Buying a new house can be a stressful and daunting process, especially when you find yourself caught within a property chain. This is very common among house purchases and when one part of the chain falls through, it can cause issues which could lead to the property sale falling through all together. In these situations, bridging finance can help to safeguard your property, we will explore residential bridging finance within this blog and how you can use it to help you.
Understanding Property Chains
A property chain is when the sale of a property is linked together by multiple buyers and sellers. For example, in order to purchase your next property you may need to wait for your current property to sell, therefore if your sale falls through, this could cause issues with your new house purchase. The people you are purchasing your house from may also be in this situation, this is how a chain is created. So, if one transaction in this chain falls through, it can cause a multitude of problems.
How Bridging Finance Can Prevent Chain Collapse
Bridging finance offers a solution to “bridge” the gap between the sale of your existing property and the purchase of the new one. If you are ready to complete on your new property, but there are delays with your current home sale, a residential bridging loan could help you get the funds you need immediately so that you can complete the transaction.
Key Advantages of Bridging Finance:
Speed: Bridging loans are perfect for quick access to funds.

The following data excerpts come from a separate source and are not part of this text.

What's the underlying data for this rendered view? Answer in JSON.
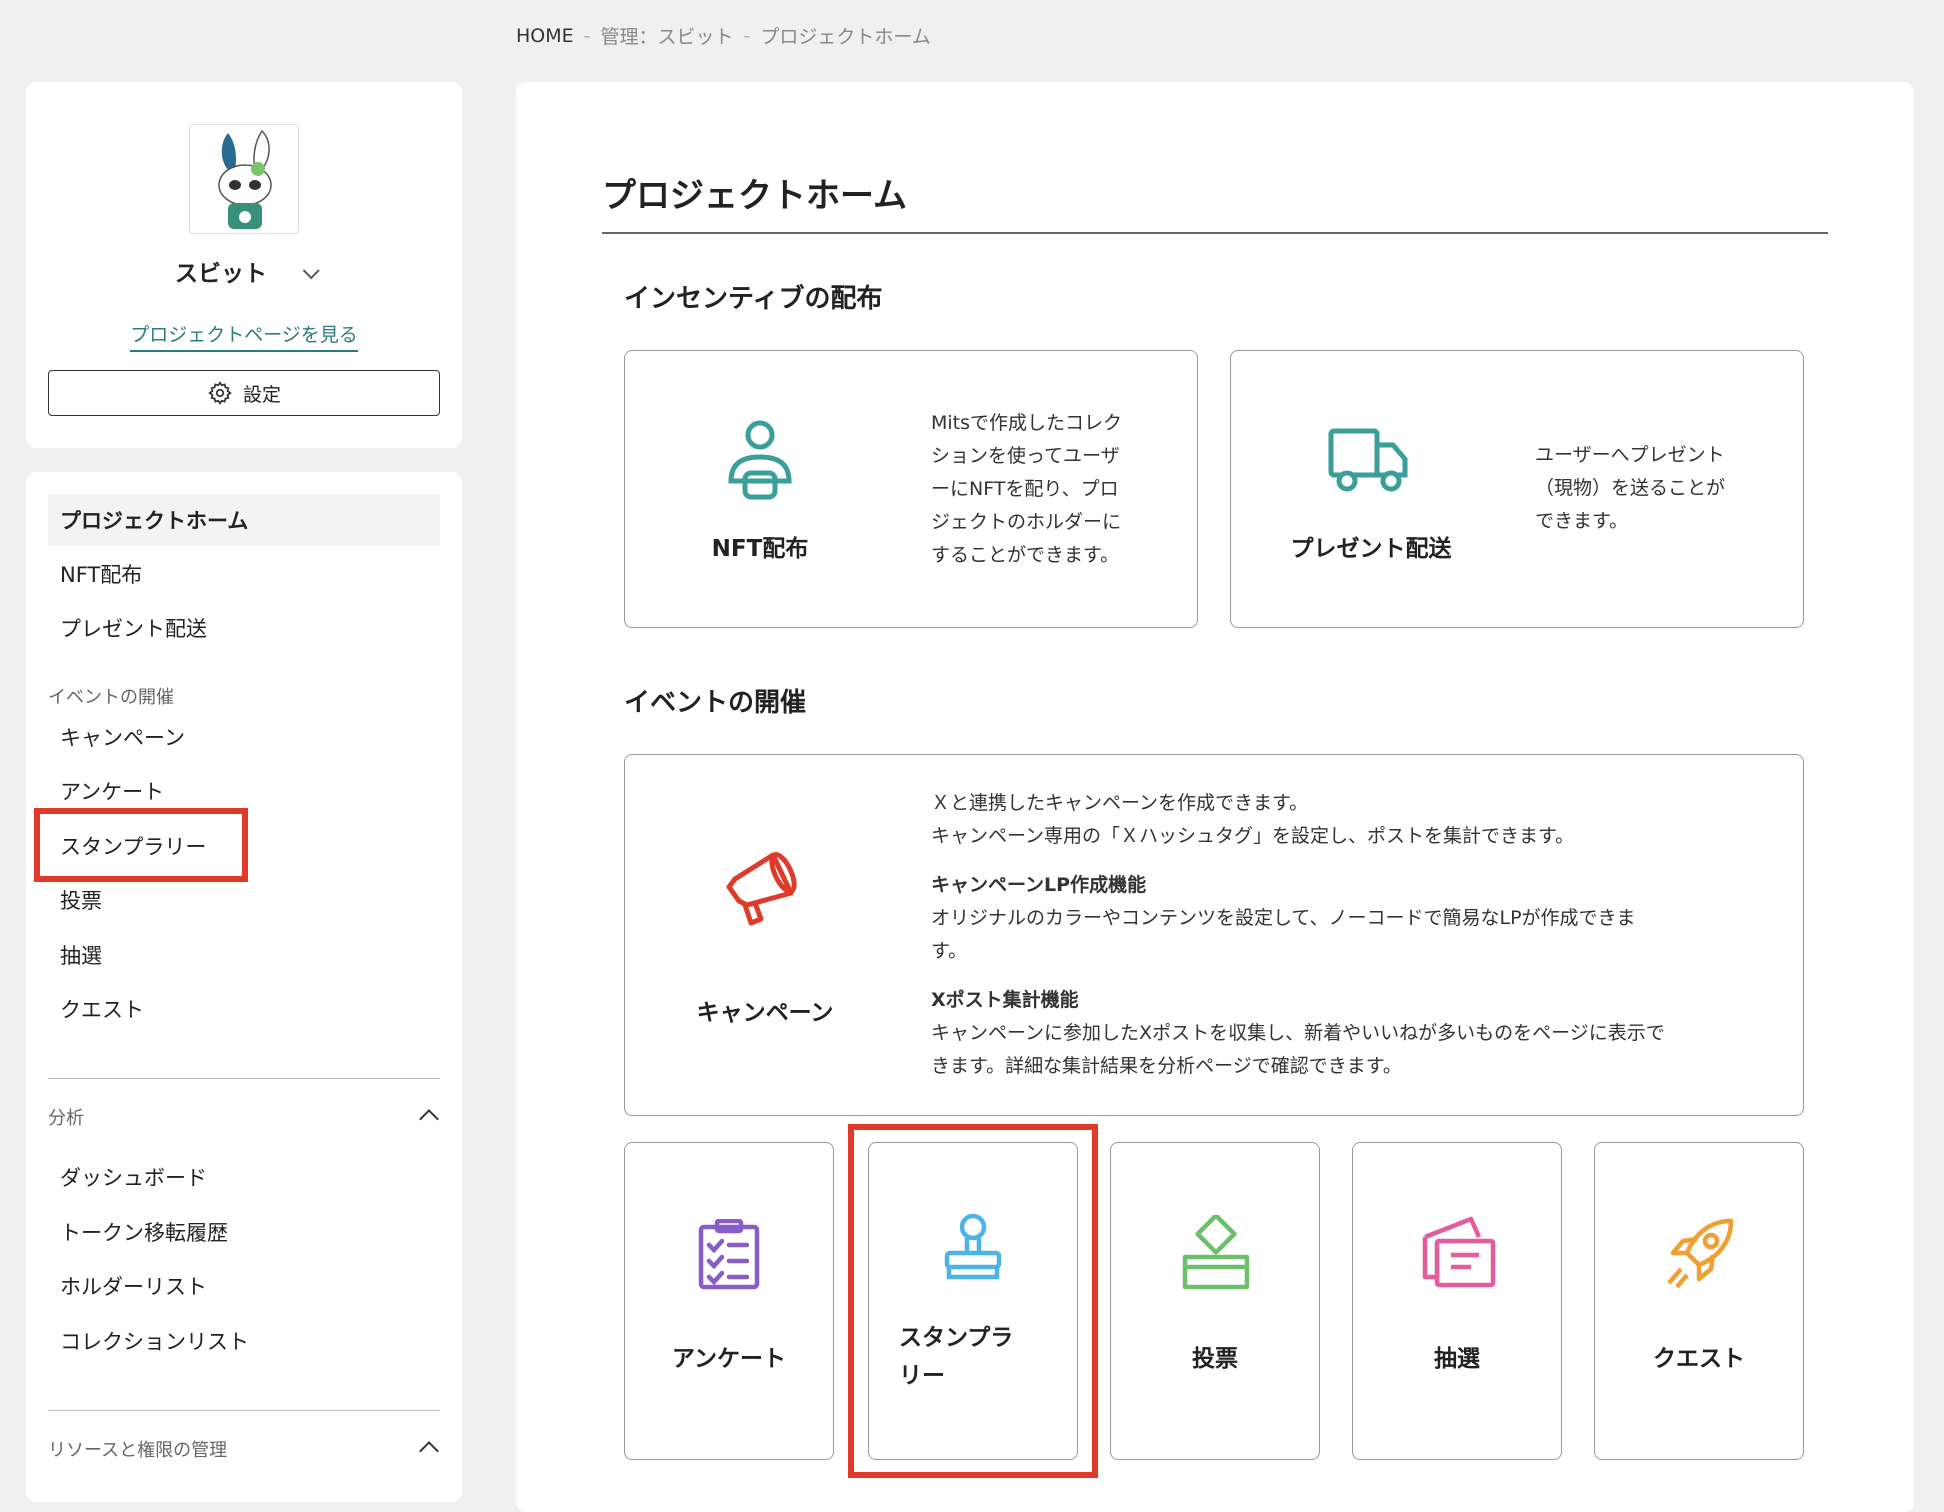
{
  "breadcrumb": {
    "home": "HOME",
    "sep": "-",
    "admin": "管理：スビット",
    "current": "プロジェクトホーム"
  },
  "profile": {
    "name": "スビット",
    "link": "プロジェクトページを見る",
    "settings": "設定"
  },
  "nav": {
    "home": "プロジェクトホーム",
    "nft": "NFT配布",
    "present": "プレゼント配送",
    "events_section": "イベントの開催",
    "campaign": "キャンペーン",
    "survey": "アンケート",
    "stamp": "スタンプラリー",
    "vote": "投票",
    "lottery": "抽選",
    "quest": "クエスト",
    "analytics_section": "分析",
    "dashboard": "ダッシュボード",
    "token_history": "トークン移転履歴",
    "holders": "ホルダーリスト",
    "collections": "コレクションリスト",
    "resources_section": "リソースと権限の管理"
  },
  "main": {
    "title": "プロジェクトホーム",
    "incentive_title": "インセンティブの配布",
    "nft_card": {
      "label": "NFT配布",
      "desc": [
        "Mitsで作成したコレク",
        "ションを使ってユーザ",
        "ーにNFTを配り、プロ",
        "ジェクトのホルダーに",
        "することができます。"
      ]
    },
    "present_card": {
      "label": "プレゼント配送",
      "desc": [
        "ユーザーへプレゼント",
        "（現物）を送ることが",
        "できます。"
      ]
    },
    "event_title": "イベントの開催",
    "campaign_card": {
      "label": "キャンペーン",
      "line1": "Ｘと連携したキャンペーンを作成できます。",
      "line2": "キャンペーン専用の「Ｘハッシュタグ」を設定し、ポストを集計できます。",
      "lp_title": "キャンペーンLP作成機能",
      "lp_desc1": "オリジナルのカラーやコンテンツを設定して、ノーコードで簡易なLPが作成できま",
      "lp_desc2": "す。",
      "post_title": "Xポスト集計機能",
      "post_desc1": "キャンペーンに参加したXポストを収集し、新着やいいねが多いものをページに表示で",
      "post_desc2": "きます。詳細な集計結果を分析ページで確認できます。"
    },
    "small_cards": {
      "survey": "アンケート",
      "stamp_line1": "スタンプラ",
      "stamp_line2": "リー",
      "vote": "投票",
      "lottery": "抽選",
      "quest": "クエスト"
    }
  },
  "colors": {
    "teal": "#3a9e9a",
    "red": "#e03a2a",
    "purple": "#8a5cc7",
    "blue": "#4db3e6",
    "green": "#6cc06c",
    "pink": "#e65b9c",
    "orange": "#f0a030"
  }
}
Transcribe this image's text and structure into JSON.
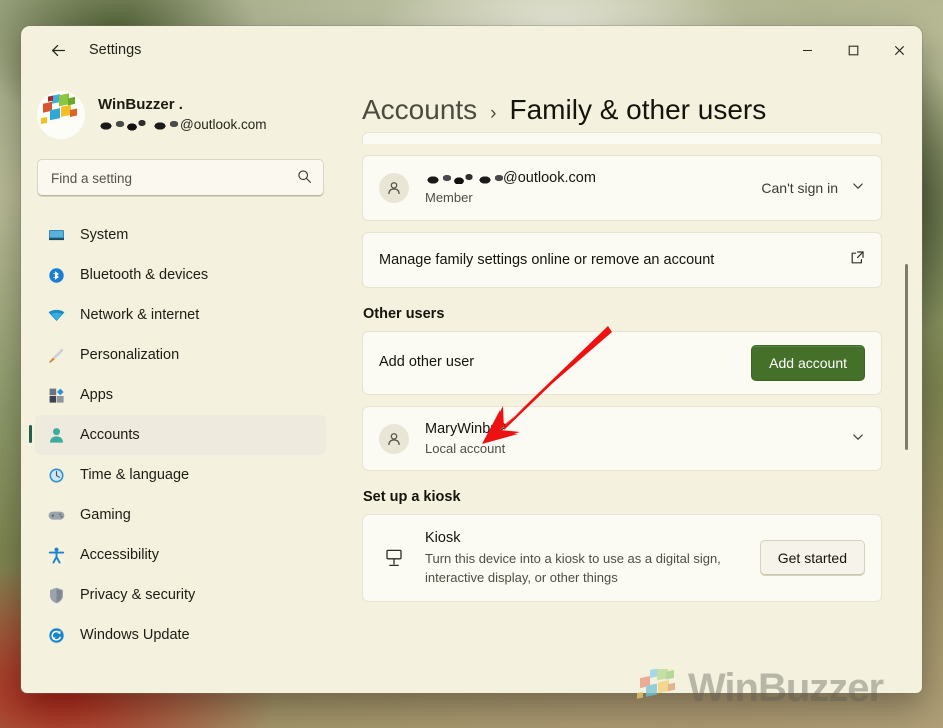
{
  "window": {
    "title": "Settings",
    "back_icon": "arrow-left-icon",
    "controls": {
      "minimize": "–",
      "maximize": "□",
      "close": "✕"
    }
  },
  "sidebar": {
    "account": {
      "name": "WinBuzzer .",
      "email_suffix": "@outlook.com",
      "email_redacted": true,
      "avatar_icon": "winbuzzer-cubes-avatar"
    },
    "search": {
      "placeholder": "Find a setting",
      "value": "",
      "icon": "search-icon"
    },
    "items": [
      {
        "label": "System",
        "icon": "monitor-icon",
        "selected": false
      },
      {
        "label": "Bluetooth & devices",
        "icon": "bluetooth-icon",
        "selected": false
      },
      {
        "label": "Network & internet",
        "icon": "wifi-icon",
        "selected": false
      },
      {
        "label": "Personalization",
        "icon": "paintbrush-icon",
        "selected": false
      },
      {
        "label": "Apps",
        "icon": "apps-grid-icon",
        "selected": false
      },
      {
        "label": "Accounts",
        "icon": "person-icon",
        "selected": true
      },
      {
        "label": "Time & language",
        "icon": "clock-globe-icon",
        "selected": false
      },
      {
        "label": "Gaming",
        "icon": "gamepad-icon",
        "selected": false
      },
      {
        "label": "Accessibility",
        "icon": "accessibility-person-icon",
        "selected": false
      },
      {
        "label": "Privacy & security",
        "icon": "shield-icon",
        "selected": false
      },
      {
        "label": "Windows Update",
        "icon": "update-refresh-icon",
        "selected": false
      }
    ]
  },
  "main": {
    "breadcrumb": {
      "parent": "Accounts",
      "separator": "›",
      "current": "Family & other users"
    },
    "family_member": {
      "email_suffix": "@outlook.com",
      "email_redacted": true,
      "role": "Member",
      "status": "Can't sign in",
      "avatar_icon": "person-icon",
      "chevron_icon": "chevron-down-icon"
    },
    "manage_family_link": {
      "label": "Manage family settings online or remove an account",
      "icon": "external-link-icon"
    },
    "other_users": {
      "heading": "Other users",
      "add_other_user": {
        "label": "Add other user",
        "button_label": "Add account",
        "button_color": "#44702a"
      },
      "accounts": [
        {
          "name": "MaryWinbu2",
          "type": "Local account",
          "avatar_icon": "person-icon",
          "chevron_icon": "chevron-down-icon"
        }
      ]
    },
    "kiosk": {
      "heading": "Set up a kiosk",
      "title": "Kiosk",
      "description": "Turn this device into a kiosk to use as a digital sign, interactive display, or other things",
      "button_label": "Get started",
      "icon": "kiosk-sign-icon"
    },
    "scrollbar": {
      "visible": true
    }
  },
  "annotation": {
    "type": "arrow",
    "color": "#ef1111",
    "points_to": "MaryWinbu2 local account row"
  },
  "watermark": {
    "text": "WinBuzzer",
    "logo_icon": "winbuzzer-cubes-logo"
  }
}
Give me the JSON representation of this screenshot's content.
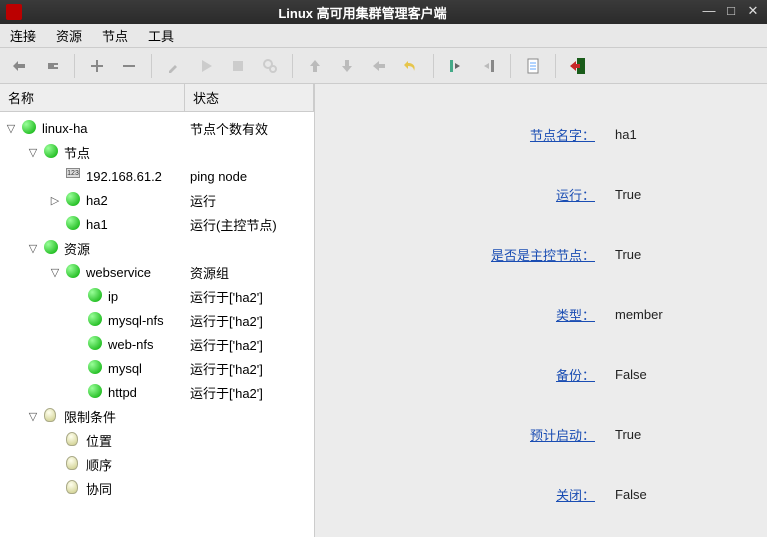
{
  "window": {
    "title": "Linux 高可用集群管理客户端"
  },
  "menubar": [
    "连接",
    "资源",
    "节点",
    "工具"
  ],
  "headers": {
    "col1": "名称",
    "col2": "状态"
  },
  "tree": [
    {
      "depth": 0,
      "toggle": "▽",
      "icon": "dot-green",
      "name": "linux-ha",
      "status": "节点个数有效"
    },
    {
      "depth": 1,
      "toggle": "▽",
      "icon": "dot-green",
      "name": "节点",
      "status": ""
    },
    {
      "depth": 2,
      "toggle": "",
      "icon": "ip",
      "name": "192.168.61.2",
      "status": "ping node"
    },
    {
      "depth": 2,
      "toggle": "▷",
      "icon": "dot-green",
      "name": "ha2",
      "status": "运行"
    },
    {
      "depth": 2,
      "toggle": "",
      "icon": "dot-green",
      "name": "ha1",
      "status": "运行(主控节点)"
    },
    {
      "depth": 1,
      "toggle": "▽",
      "icon": "dot-green",
      "name": "资源",
      "status": ""
    },
    {
      "depth": 2,
      "toggle": "▽",
      "icon": "dot-green",
      "name": "webservice",
      "status": "资源组"
    },
    {
      "depth": 3,
      "toggle": "",
      "icon": "dot-green",
      "name": "ip",
      "status": "运行于['ha2']"
    },
    {
      "depth": 3,
      "toggle": "",
      "icon": "dot-green",
      "name": "mysql-nfs",
      "status": "运行于['ha2']"
    },
    {
      "depth": 3,
      "toggle": "",
      "icon": "dot-green",
      "name": "web-nfs",
      "status": "运行于['ha2']"
    },
    {
      "depth": 3,
      "toggle": "",
      "icon": "dot-green",
      "name": "mysql",
      "status": "运行于['ha2']"
    },
    {
      "depth": 3,
      "toggle": "",
      "icon": "dot-green",
      "name": "httpd",
      "status": "运行于['ha2']"
    },
    {
      "depth": 1,
      "toggle": "▽",
      "icon": "bulb",
      "name": "限制条件",
      "status": ""
    },
    {
      "depth": 2,
      "toggle": "",
      "icon": "bulb",
      "name": "位置",
      "status": ""
    },
    {
      "depth": 2,
      "toggle": "",
      "icon": "bulb",
      "name": "顺序",
      "status": ""
    },
    {
      "depth": 2,
      "toggle": "",
      "icon": "bulb",
      "name": "协同",
      "status": ""
    }
  ],
  "props": [
    {
      "label": "节点名字：",
      "value": "ha1"
    },
    {
      "label": "运行：",
      "value": "True"
    },
    {
      "label": "是否是主控节点：",
      "value": "True"
    },
    {
      "label": "类型：",
      "value": "member"
    },
    {
      "label": "备份：",
      "value": "False"
    },
    {
      "label": "预计启动：",
      "value": "True"
    },
    {
      "label": "关闭：",
      "value": "False"
    }
  ],
  "toolbar_icons": [
    "connect",
    "plug",
    "add",
    "remove",
    "brush",
    "play",
    "stop",
    "gears",
    "up",
    "down",
    "left",
    "undo",
    "align-left",
    "align-right",
    "doc",
    "exit"
  ]
}
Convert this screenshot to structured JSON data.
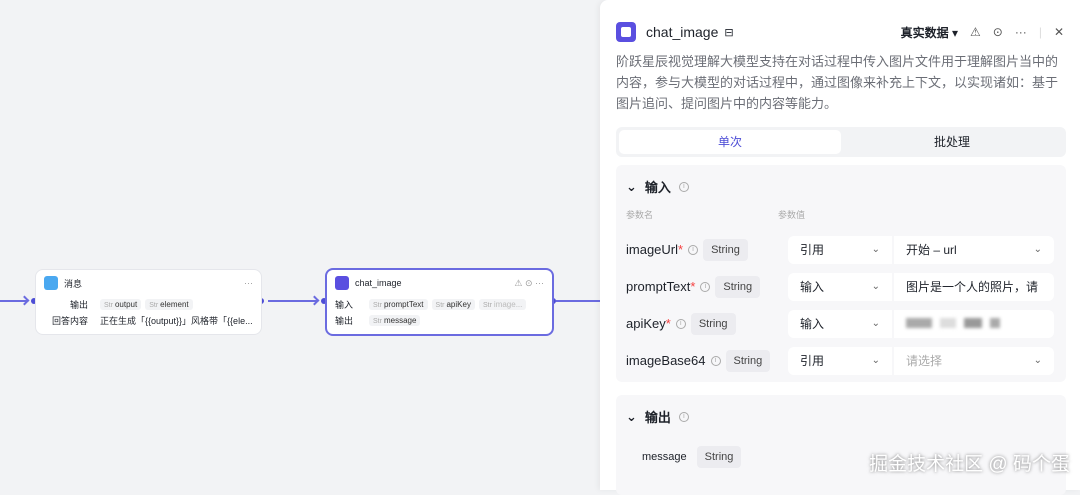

In a situation where you needs funds quickly, a bridging loan can be the difference between securing your new home and it falling through.
Securing Your Purchase: A bridging loan allows you to move forward with your property purchase even if there are issues with the sale of your current property.
Reduces Risk: With a bridging loan in place, you wont need to rely so much on the sellers within the chain as you have your funds secured to accept delays on the purchase of your current property and move forward buying your new one.
Considerations and Costs
While residential bridging loans offer clear benefits, they come with higher costs than traditional mortgages. Interest rates tend to be higher due to the short-term nature of these loans, and additional fees such as arrangement, valuation, and exit fees should also be factored in. It’s vital to have a solid repayment strategy in place, typically relying on the sale of your current home. However, if your property doesn’t sell as quickly as anticipated, you’ll need to be prepared for the financial implications.
There are some down sides though! Residential bridging loans can come with much higher costs than a mortgage as interests rates are higher on short term lending. This is why the purchase of a house is a great time to use a bridging loan, however, if your house does take a little longer to sell, its important to consider the implications this could have.
Bridging finance offers an option to keep your property purchase on track, which can help if you find yourself stuck in the uncertainty. The speed and flexibility offered with bridging loans means you can handle complications with the chain in confidence. Whilst there are pitfalls when it comes to interest rates, it is a really valuable option when navigating the complicated housing market in 2024.